LA AUSENCIA DE LOS GIGANTES REYES OCEÁNICOS
Joaquín Collado Sevilla
-He sentido el chupinazo, mi Reina. Deberíamos estar allí. Desfilar en comitiva con el resto de la realeza y con los cabezudos, kilikis y zaldikos. Hacernos acompañar y bailar con tambores, gaitas o txistus… ¿Acaso, no os conmueven sus fuegos artificiales o la traca desde la plaza de los Burgos?.
-Sí, mi Rey… Pero, me impone aquella marcha a vísperas y el encierro que vivió Su Majestad. Verdad es que ya no hay riau-riau y que se siguen guiando toros y cabestros por su casco viejo. Cierto que cada año se forman montones y se cornean blancos de pañuelo y faja roja. Pero aquella última vez fue un Rey de Oceanía, con sus cuatro metros de altura, el que impidió avanzar la marcha y el que corrió como un “patas” el encierro para acabar embestido en la calle Estafeta y volar al callejón.

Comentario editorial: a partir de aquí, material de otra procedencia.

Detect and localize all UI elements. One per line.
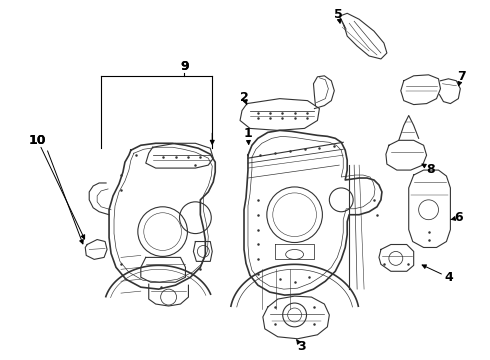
Text: 8: 8 — [426, 163, 435, 176]
Text: 6: 6 — [454, 211, 463, 224]
Text: 2: 2 — [240, 91, 248, 104]
Text: 9: 9 — [180, 60, 189, 73]
Text: 10: 10 — [29, 134, 47, 147]
Text: 4: 4 — [444, 271, 453, 284]
Text: 7: 7 — [457, 70, 465, 83]
Text: 1: 1 — [244, 127, 252, 140]
Text: 10: 10 — [29, 134, 47, 147]
Text: 5: 5 — [334, 8, 343, 21]
Text: 3: 3 — [297, 340, 306, 353]
Text: 9: 9 — [180, 60, 189, 73]
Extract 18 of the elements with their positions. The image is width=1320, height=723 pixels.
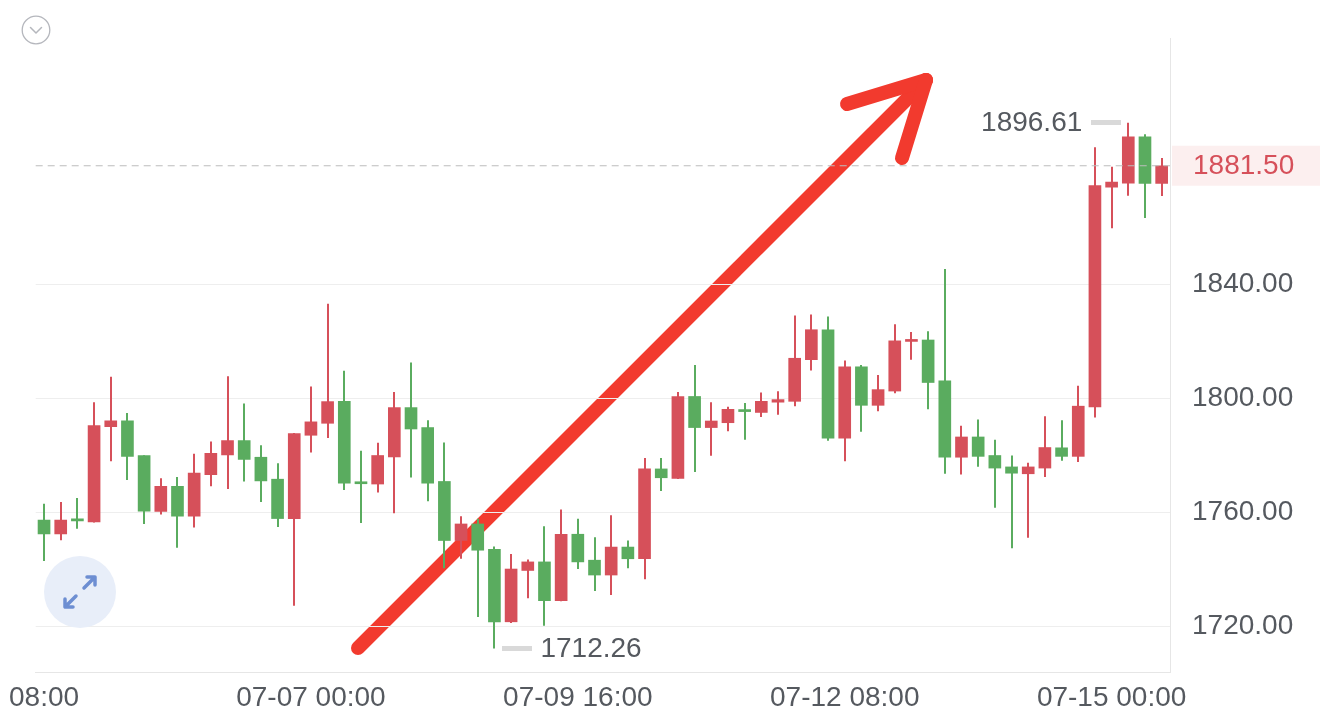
y-tick-label: 1840.00 (1192, 266, 1294, 298)
candlestick (1005, 455, 1018, 549)
x-tick-label: 07-07 00:00 (236, 680, 386, 712)
candlestick (104, 376, 118, 462)
candlestick (905, 332, 918, 360)
x-tick-label: 08:00 (9, 680, 80, 712)
candlestick (1021, 462, 1035, 538)
candlestick (354, 450, 368, 524)
x-tick-label: 07-09 16:00 (503, 680, 653, 712)
y-tick-label: 1760.00 (1192, 494, 1294, 526)
candlestick (738, 403, 751, 440)
annotation: 1712.26 (540, 632, 642, 664)
annotation: 1896.61 (981, 106, 1083, 138)
x-tick-label: 07-15 00:00 (1036, 680, 1187, 712)
x-tick-label: 07-12 08:00 (769, 680, 920, 712)
ref-line-label: 1881.50 (1193, 149, 1295, 181)
y-tick-label: 1800.00 (1192, 380, 1294, 412)
y-tick-label: 1720.00 (1192, 609, 1294, 641)
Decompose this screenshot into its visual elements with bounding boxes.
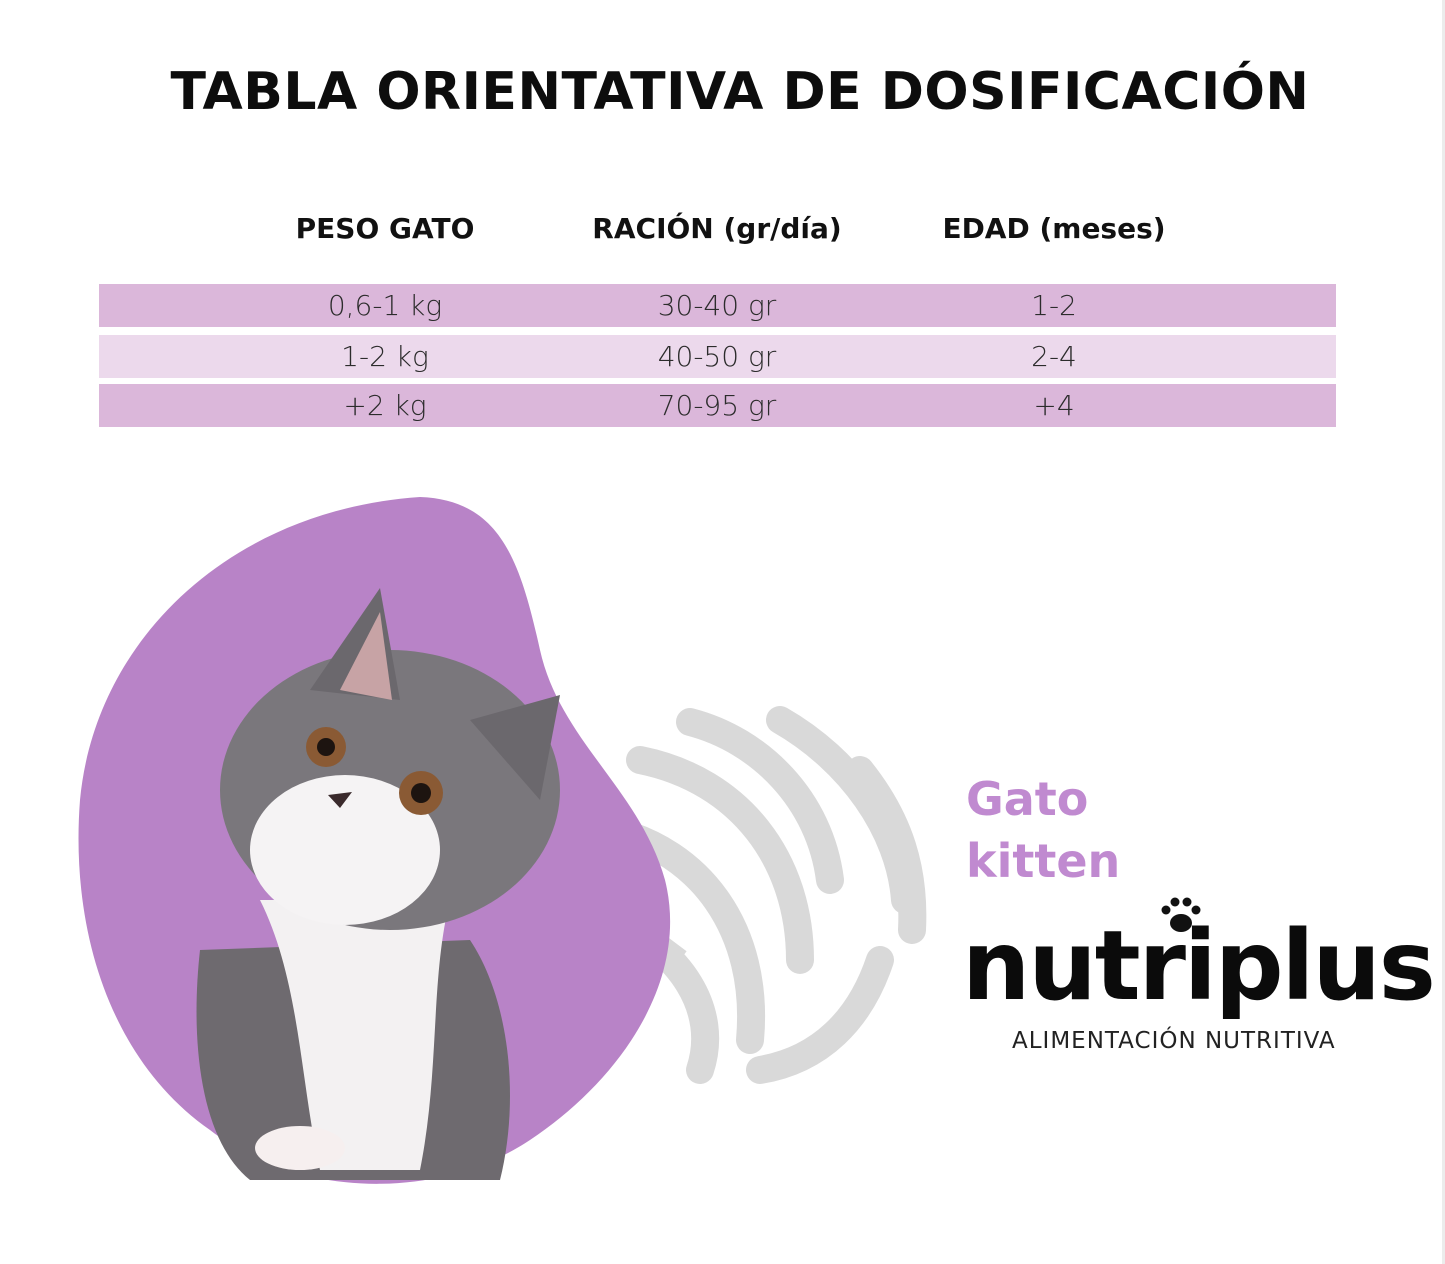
brand-logo-text: nutriplus bbox=[962, 910, 1436, 1022]
cell-edad: +4 bbox=[1033, 389, 1075, 422]
page-edge bbox=[1442, 0, 1445, 1264]
cell-racion: 30-40 gr bbox=[657, 289, 777, 322]
table-row: 0,6-1 kg 30-40 gr 1-2 bbox=[99, 284, 1336, 327]
variant-line-2: kitten bbox=[966, 834, 1121, 888]
cell-peso: 1-2 kg bbox=[341, 340, 429, 373]
brand-tagline: ALIMENTACIÓN NUTRITIVA bbox=[1012, 1028, 1336, 1054]
variant-line-1: Gato bbox=[966, 772, 1089, 826]
header-peso: PESO GATO bbox=[295, 212, 475, 245]
product-variant: Gato kitten bbox=[966, 768, 1120, 892]
kitten-image bbox=[196, 588, 560, 1180]
cell-edad: 2-4 bbox=[1031, 340, 1077, 373]
cell-edad: 1-2 bbox=[1031, 289, 1077, 322]
cell-peso: +2 kg bbox=[343, 389, 427, 422]
paw-icon bbox=[1161, 897, 1201, 932]
cell-racion: 70-95 gr bbox=[657, 389, 777, 422]
table-row: +2 kg 70-95 gr +4 bbox=[99, 384, 1336, 427]
kitten-illustration bbox=[78, 497, 927, 1184]
header-edad: EDAD (meses) bbox=[942, 212, 1166, 245]
table-row: 1-2 kg 40-50 gr 2-4 bbox=[99, 335, 1336, 378]
header-racion: RACIÓN (gr/día) bbox=[592, 212, 842, 245]
cell-peso: 0,6-1 kg bbox=[327, 289, 443, 322]
page-title: TABLA ORIENTATIVA DE DOSIFICACIÓN bbox=[170, 62, 1310, 122]
cell-racion: 40-50 gr bbox=[657, 340, 777, 373]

-Sufrí vuestra angustia, mi Reina. Mas, fue la mayor grandeza de los Sanfermines la que me hizo sentirme mozo y no gigante. Y ahora es nuestra ausencia allí la que me impide sentirme Rey. Sueño con volver a Pamplona y desfilar como gigantes y Reyes oceánicos, porque, pobre de mí si no es así… Habrán “acabao” mis fiestas de San Fermín.
LA PERSPECTIVA
Pelayo De Las Heras
En el aire flotan efluvios de vino. Me atuso la barba desde el balcón: se oye mucho ruido. La plaza a la que da nuestro hotel está llena de gente de todo tipo. Hay un hombre rubio que se tambalea, pero a la derecha del todo hay una familia sentada al borde de una pequeña fuente. Mar, le digo, ¿puedes atarme el pañuelo? Llegamos el día anterior de noche, con las farolas iluminando las estrechas calles de la antigua ciudad. El taxi no puede entrar hasta cierto punto, así que seguimos caminando, con las maletas rebotando contra el pavimento empedrado, hasta la puerta del hotel.
Nuestra habitación se encuentra en un tercer piso. Desde aquí Pamplona se recorta contra el cielo. Los edificios bajos y la catedral forman una línea irregular. Se asemeja al pulso del paciente en un hospital: por eso me gusta que nunca acabe al mirar el horizonte. Me doy la vuelta y la veo: su corto cabello rubio destaca contra el pañuelo rojizo. Es casi granate, la humedad del baño lo ha empapado. Le pregunto que si podemos bajar ya. Me sonríe. Cojo la tarjeta y cierro la puerta. Me siento a punto de saltar al campo de un estadio.